50 Years Ago: German Withdrawal from Disarmament Conference
Most of the comments in the English Press and in the speeches of politicians affect horror at the action of Germany and its leaders. But on the ground common to all the defenders of capitalism in the various nations, Hitler’s action has full justification. The Versailles Peace Treaty, under which Germany’s armed forces were reduced to the minimum considered necessary to protect capitalism internally, pledged the Allies definitely an explicitly to disarm themselves. That pledge has not been kept and none of the political leaders who made it ever believed that it would be kept. That is why the Russian Government could call their bluff by offering to disarm completely if and when the others would do the same. That is why Hitler can now say that Germany does not want big armaments, only equality with the Allied Governments, either universal disarmament or armaments all round.

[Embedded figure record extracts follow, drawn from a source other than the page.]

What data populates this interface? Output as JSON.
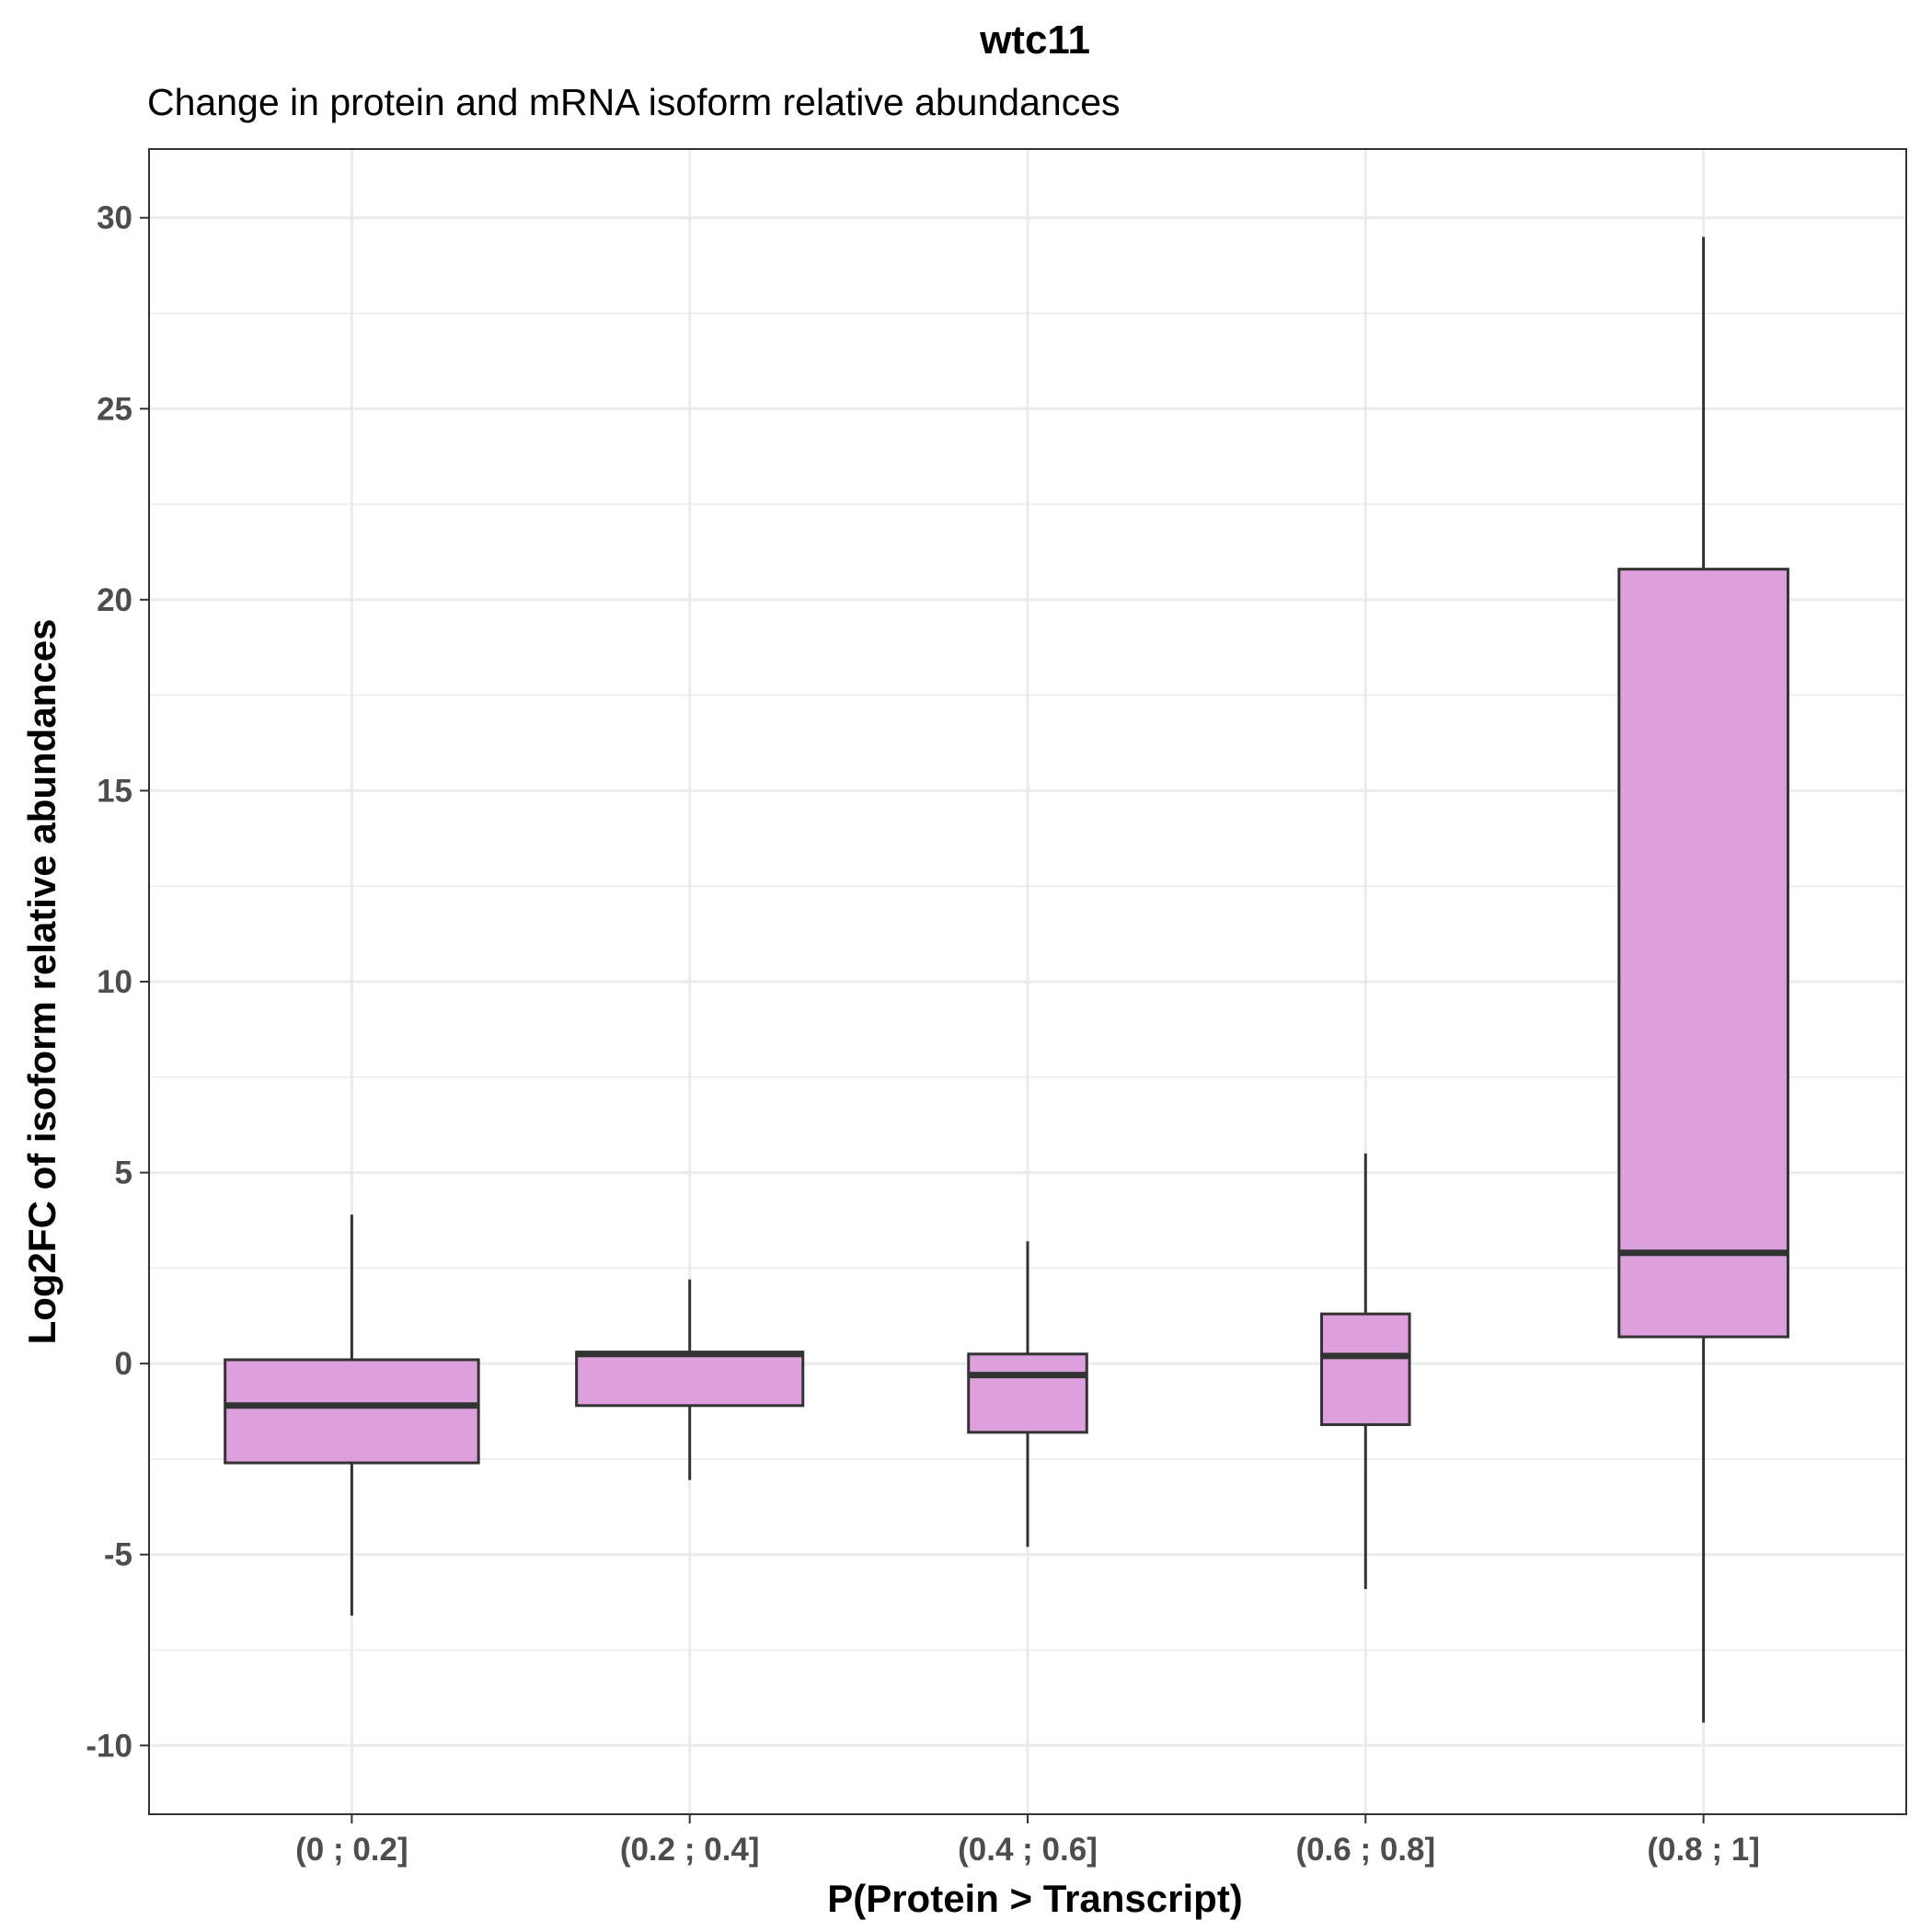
{
  "chart_data": {
    "type": "boxplot",
    "title": "wtc11",
    "subtitle": "Change in protein and mRNA isoform relative abundances",
    "xlabel": "P(Protein > Transcript)",
    "ylabel": "Log2FC of isoform relative abundances",
    "ylim": [
      -11.8,
      31.8
    ],
    "yticks": [
      -10,
      -5,
      0,
      5,
      10,
      15,
      20,
      25,
      30
    ],
    "ytick_labels": [
      "-10",
      "-5",
      "0",
      "5",
      "10",
      "15",
      "20",
      "25",
      "30"
    ],
    "categories": [
      "(0 ; 0.2]",
      "(0.2 ; 0.4]",
      "(0.4 ; 0.6]",
      "(0.6 ; 0.8]",
      "(0.8 ; 1]"
    ],
    "boxes": [
      {
        "category": "(0 ; 0.2]",
        "whisker_low": -6.6,
        "q1": -2.6,
        "median": -1.1,
        "q3": 0.1,
        "whisker_high": 3.9,
        "width": 0.75
      },
      {
        "category": "(0.2 ; 0.4]",
        "whisker_low": -3.05,
        "q1": -1.1,
        "median": 0.25,
        "q3": 0.3,
        "whisker_high": 2.2,
        "width": 0.67
      },
      {
        "category": "(0.4 ; 0.6]",
        "whisker_low": -4.8,
        "q1": -1.8,
        "median": -0.3,
        "q3": 0.25,
        "whisker_high": 3.2,
        "width": 0.35
      },
      {
        "category": "(0.6 ; 0.8]",
        "whisker_low": -5.9,
        "q1": -1.6,
        "median": 0.2,
        "q3": 1.3,
        "whisker_high": 5.5,
        "width": 0.26
      },
      {
        "category": "(0.8 ; 1]",
        "whisker_low": -9.4,
        "q1": 0.7,
        "median": 2.9,
        "q3": 20.8,
        "whisker_high": 29.5,
        "width": 0.5
      }
    ],
    "fill_color": "#dda0dd",
    "line_color": "#333333",
    "grid": true,
    "theme": "bw"
  }
}
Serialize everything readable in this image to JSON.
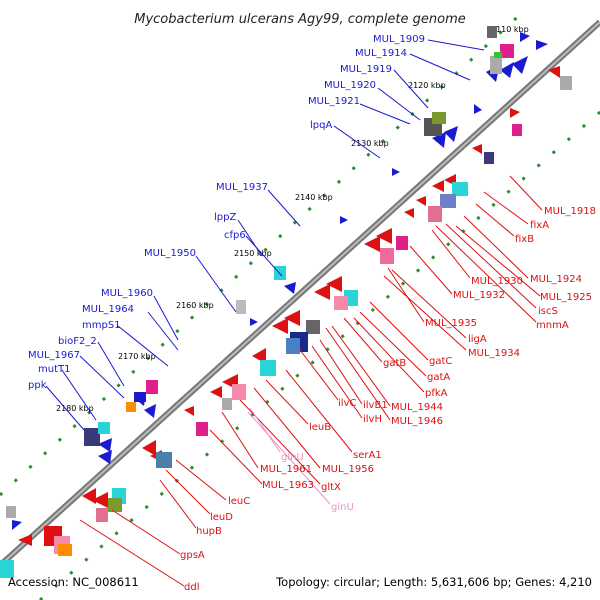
{
  "title": "Mycobacterium ulcerans Agy99, complete genome",
  "footer": {
    "accession": "Accession: NC_008611",
    "summary": "Topology: circular; Length: 5,631,606 bp; Genes: 4,210"
  },
  "colors": {
    "forward": "#1a1ad0",
    "reverse": "#dd1111",
    "rna": "#f08fc8",
    "backbone": "#777777",
    "tick": "#2e8b2e"
  },
  "ticks": [
    "2110 kbp",
    "2120 kbp",
    "2130 kbp",
    "2140 kbp",
    "2150 kbp",
    "2160 kbp",
    "2170 kbp",
    "2180 kbp"
  ],
  "labels_forward": [
    "MUL_1909",
    "MUL_1914",
    "MUL_1919",
    "MUL_1920",
    "MUL_1921",
    "lpqA",
    "MUL_1937",
    "lppZ",
    "cfp6",
    "MUL_1950",
    "MUL_1960",
    "MUL_1964",
    "mmpS1",
    "bioF2_2",
    "MUL_1967",
    "mutT1",
    "ppk"
  ],
  "labels_reverse": [
    "MUL_1918",
    "fixA",
    "fixB",
    "MUL_1924",
    "MUL_1925",
    "iscS",
    "mnmA",
    "MUL_1930",
    "MUL_1932",
    "MUL_1935",
    "ligA",
    "MUL_1934",
    "gatC",
    "gatA",
    "pfkA",
    "gatB",
    "MUL_1944",
    "MUL_1946",
    "ilvB1",
    "ilvH",
    "ilvC",
    "serA1",
    "leuB",
    "MUL_1956",
    "gltX",
    "MUL_1961",
    "MUL_1963",
    "leuC",
    "leuD",
    "hupB",
    "gpsA",
    "ddl"
  ],
  "labels_rna": [
    "glnU",
    "glnU"
  ]
}
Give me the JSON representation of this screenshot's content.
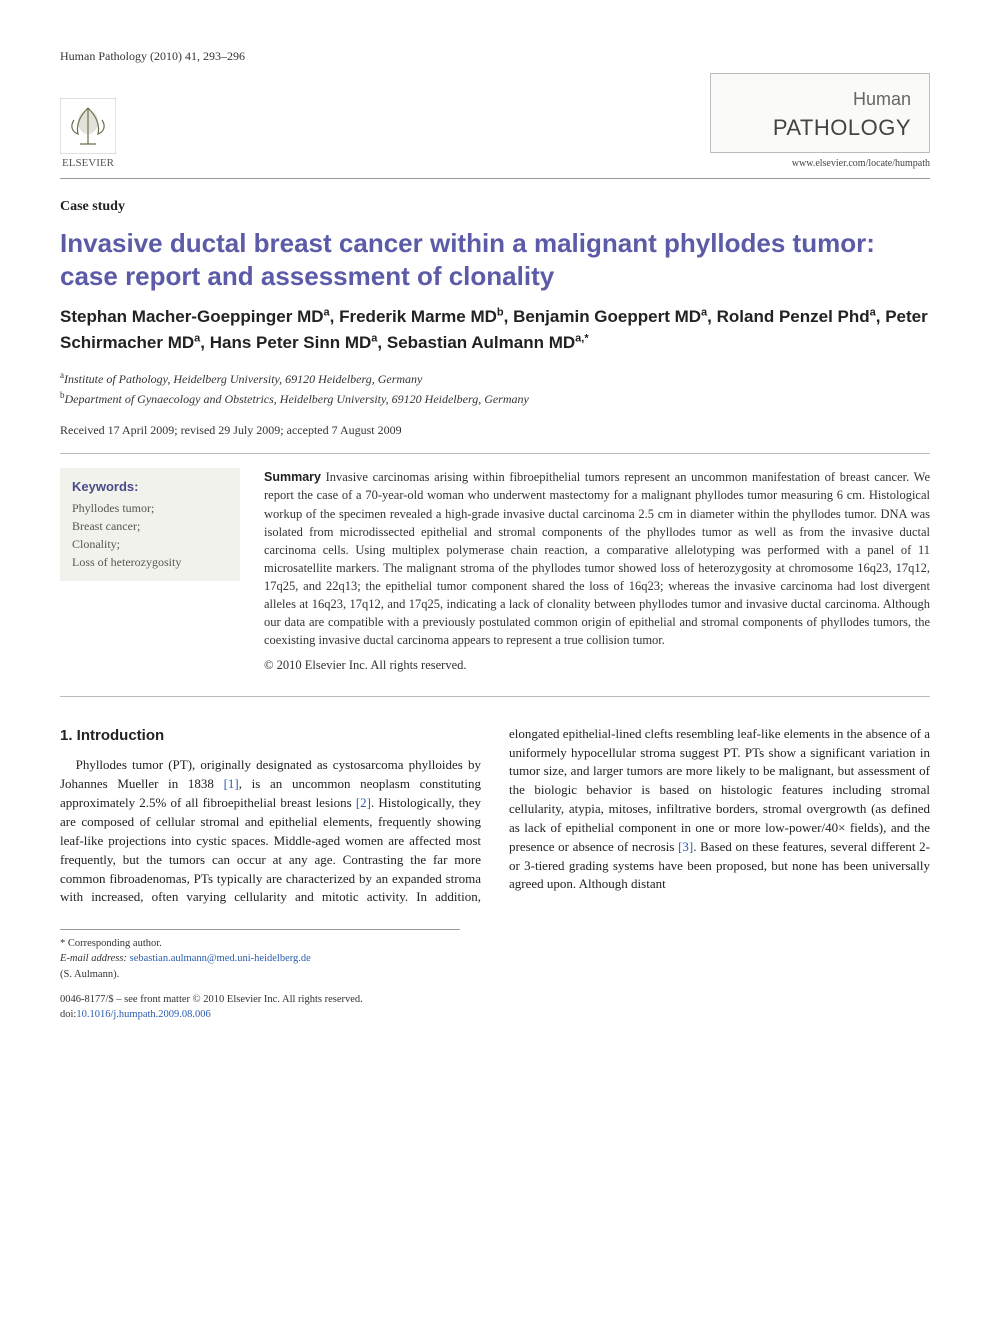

Not one of the powers dare dispense with armaments; and that not solely because of their desire to defend frontiers and interests abroad, but because the ruling class everywhere dare not face its own dispossessed class without the protection of armed forces. That is the dominating fact in Germany as it is in the USA, Russia. Britain. Austria and the rest, and it is the one thing nobody ever mentions at disarmament conferences. Hence the unreality of it all. These representatives of capitalism gather together in Geneva to profess their mutually peaceable inclinations, to swear their undying hatred of war, and to reiterate year after year that they are all agreed on speedy disarmament. Every kind of formula is debated and accepted, every kind of scheme for disarmament is applied, and the one thing that never happens is disarmament.
(From an editorial “The War Scene: Tragic Farce at Geneva and Moscow”, Socialist Standard, November 1933.)